Principal Asset dan Amartha Dorong Inklusi Keuangan Segmen Mikro

Principal Asset dan Amartha Dorong Inklusi Keuangan Segmen Mikro
PT Principal Asset Management dan PT Amartha Mikro Fintek (Amartha) melakukan kerja sama untuk mendorong inklusi keuangan segmen mikro di Indonesia. ( Foto: Beritasatu Photo / Whisnu Bagus )
Whisnu Bagus Prasetyo / WBP Rabu, 30 Oktober 2019 | 13:37 WIB

Jakarta, Beritasatu.com– Perusahaan Manajer Investasi (MI), PT Principal Asset Management dan perusahaan financial technology peer to peer, PT Amartha Mikro Fintek (Amartha) melakukan kerja sama untuk mendorong inklusi keuangan segmen mikro di Indonesia. Principal akan memberikan pilihan investasi bagi investor Amartha yang didukung teknologi.

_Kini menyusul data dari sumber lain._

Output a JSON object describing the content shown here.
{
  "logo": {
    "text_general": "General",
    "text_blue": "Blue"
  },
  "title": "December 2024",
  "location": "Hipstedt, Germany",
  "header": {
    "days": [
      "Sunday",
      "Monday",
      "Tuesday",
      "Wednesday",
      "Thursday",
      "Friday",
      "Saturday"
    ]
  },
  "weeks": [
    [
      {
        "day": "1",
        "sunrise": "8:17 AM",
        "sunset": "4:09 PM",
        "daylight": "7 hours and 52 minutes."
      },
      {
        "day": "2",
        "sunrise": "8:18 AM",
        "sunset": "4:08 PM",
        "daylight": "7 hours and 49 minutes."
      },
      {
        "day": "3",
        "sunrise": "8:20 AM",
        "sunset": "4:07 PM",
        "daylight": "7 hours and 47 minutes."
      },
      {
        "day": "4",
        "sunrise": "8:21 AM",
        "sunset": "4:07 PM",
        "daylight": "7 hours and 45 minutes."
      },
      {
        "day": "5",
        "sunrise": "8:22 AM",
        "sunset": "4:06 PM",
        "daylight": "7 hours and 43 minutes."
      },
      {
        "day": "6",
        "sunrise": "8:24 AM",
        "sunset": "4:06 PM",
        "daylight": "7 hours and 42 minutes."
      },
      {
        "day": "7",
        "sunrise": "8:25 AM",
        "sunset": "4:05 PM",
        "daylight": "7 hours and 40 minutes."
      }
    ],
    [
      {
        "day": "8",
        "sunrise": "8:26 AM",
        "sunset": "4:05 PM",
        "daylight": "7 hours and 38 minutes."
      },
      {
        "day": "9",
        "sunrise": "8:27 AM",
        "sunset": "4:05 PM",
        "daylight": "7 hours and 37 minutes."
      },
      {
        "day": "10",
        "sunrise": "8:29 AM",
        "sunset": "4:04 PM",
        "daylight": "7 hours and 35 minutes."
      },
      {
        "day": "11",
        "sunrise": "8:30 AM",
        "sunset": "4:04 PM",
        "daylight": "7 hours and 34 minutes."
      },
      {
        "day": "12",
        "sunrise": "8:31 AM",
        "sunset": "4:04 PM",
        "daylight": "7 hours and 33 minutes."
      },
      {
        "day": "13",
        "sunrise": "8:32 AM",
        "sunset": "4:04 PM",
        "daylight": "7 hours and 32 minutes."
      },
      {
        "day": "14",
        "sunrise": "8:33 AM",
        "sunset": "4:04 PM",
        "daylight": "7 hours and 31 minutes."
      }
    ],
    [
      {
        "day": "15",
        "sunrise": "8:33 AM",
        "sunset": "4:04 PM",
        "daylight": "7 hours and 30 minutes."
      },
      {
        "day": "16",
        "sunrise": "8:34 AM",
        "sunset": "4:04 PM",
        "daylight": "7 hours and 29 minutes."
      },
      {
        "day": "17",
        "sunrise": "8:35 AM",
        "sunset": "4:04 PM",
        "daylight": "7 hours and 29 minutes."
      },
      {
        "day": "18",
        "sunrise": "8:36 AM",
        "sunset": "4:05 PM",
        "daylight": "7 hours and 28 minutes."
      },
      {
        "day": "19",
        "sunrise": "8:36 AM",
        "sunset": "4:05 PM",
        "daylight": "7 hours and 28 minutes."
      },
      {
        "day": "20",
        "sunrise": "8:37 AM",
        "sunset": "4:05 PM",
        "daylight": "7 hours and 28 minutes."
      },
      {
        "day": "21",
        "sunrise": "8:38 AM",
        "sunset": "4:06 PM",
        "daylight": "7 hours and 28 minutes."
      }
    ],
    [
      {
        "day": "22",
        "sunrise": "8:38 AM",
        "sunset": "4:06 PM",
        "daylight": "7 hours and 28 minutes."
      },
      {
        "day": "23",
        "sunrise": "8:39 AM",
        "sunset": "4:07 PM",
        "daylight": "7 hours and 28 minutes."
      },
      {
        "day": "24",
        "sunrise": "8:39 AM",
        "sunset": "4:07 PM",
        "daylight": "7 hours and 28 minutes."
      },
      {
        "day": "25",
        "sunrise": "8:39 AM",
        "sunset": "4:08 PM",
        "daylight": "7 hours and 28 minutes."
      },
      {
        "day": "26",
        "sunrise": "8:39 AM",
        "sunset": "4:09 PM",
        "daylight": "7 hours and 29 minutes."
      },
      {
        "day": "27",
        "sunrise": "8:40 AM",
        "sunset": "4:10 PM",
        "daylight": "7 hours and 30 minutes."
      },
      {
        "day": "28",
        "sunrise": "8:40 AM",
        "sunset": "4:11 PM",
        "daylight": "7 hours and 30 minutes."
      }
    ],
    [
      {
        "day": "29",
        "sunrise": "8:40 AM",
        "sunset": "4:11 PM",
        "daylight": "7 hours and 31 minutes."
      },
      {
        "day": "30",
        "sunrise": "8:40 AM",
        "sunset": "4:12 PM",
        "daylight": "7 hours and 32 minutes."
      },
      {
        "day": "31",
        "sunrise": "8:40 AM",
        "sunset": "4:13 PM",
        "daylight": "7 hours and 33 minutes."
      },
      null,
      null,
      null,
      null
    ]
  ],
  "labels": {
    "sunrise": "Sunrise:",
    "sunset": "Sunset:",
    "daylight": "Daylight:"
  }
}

“Amartha dan Principal memiliki kesamaan visi dalam mendukung inklusi keuangan di Indonesia. Kerja sama dengan Amartha akan membuka akses masyarakat seluas-luasnya untuk melakukan transaksi investasi melalui produk reksa dana pasar uang, ” kata CEO PT Principal Asset Management, Agung Budiono saat konferensi pers kerja sama di Jakarta, Rabu (30/10/2019).

Agung Budiono mengatakan, Principal Asset Management berkomitmen untuk selalu berinovasi dalam pengadaan reksa dana serta instrumen investasi lainnya dalam memberi kemudahan ke masyarakat dalam berinvestasi

Pendiri dan CEO PT Amartha Mikro Fintek Andi Taufan Garuda Putra mengatakan, Amartha merupakan perusahaan fintech peer to peer yang menghubungkan pendanaan di perkotaan dengan pengusaha mikro di pedesaan melalui teknologi. Hingga saat ini, Amartha telah menyalurkan pendanaan Rp 1,4 triliun kepada lebih dari 310.000 mitra di pelosok negeri.

Dia mengatakan, Amartha sebagai platform alternatif investasi yang berdampak sosial, berkomitmen mengembangkan produk dalam rangka mendorong inklusi keuangan dan mencapai target Sustainable Development Goals (SDGs). "Dengan layanan reksa dana ini, pendana mempunyai pilihan membuat investasi di Amartha lebih optimal lagi," kata Andi Taufan Garuda Putra.

Kolaborasi ini akan memberikan pilihan beragam reksa dana sesuai profil risiko masing masing pendana dan memberikan kemudahan akses untuk melakukan transaksi investasi.

Dalam implementasinya, Amartha akan bekerja sama dengan Agen Penjual Efek Reksa Dana (APERD) sebagai mitra penjual reksa dana.

Principal adalah grup layanan keuangan global yang berusia 140 tahun di Iowa, Amerika Serikat, dengan dana kelolaan di dunia per Juni 2019 US$ 692,2 milliar. Principal menyediakan solusi pensiun, asuransi dan manajemen aset untuk lebih dari 22 juta pelanggan lebih dari 80 negara. Saat ini Principal di Indonesia memiliki dana kelolaan sebesar Rp 9 trilliun (per September 2019) dan lebih dari 20 tahun dipercayai mengelola dana nasabah.

Sementara PT Amartha Mikro Fintek didirikan pada tahun 2010 sebagai lembaga keuangan mikro. Pada tahun 2016 Amartha bertransformasi menjadi perusahaan teknologi finansial yang telah memiliki izin Otoritas Jasa Keuangan (OJK).

Amartha memiliki visi untuk mewujudkan kesejahteraan merata di Indonesia. Dimulai dengan layanan peer to peer lending, yang memberikan akses, layanan dan edukasi keuangan kepada perempuan pengusaha mikro yang sebagai penggerak ekonomi bangsa.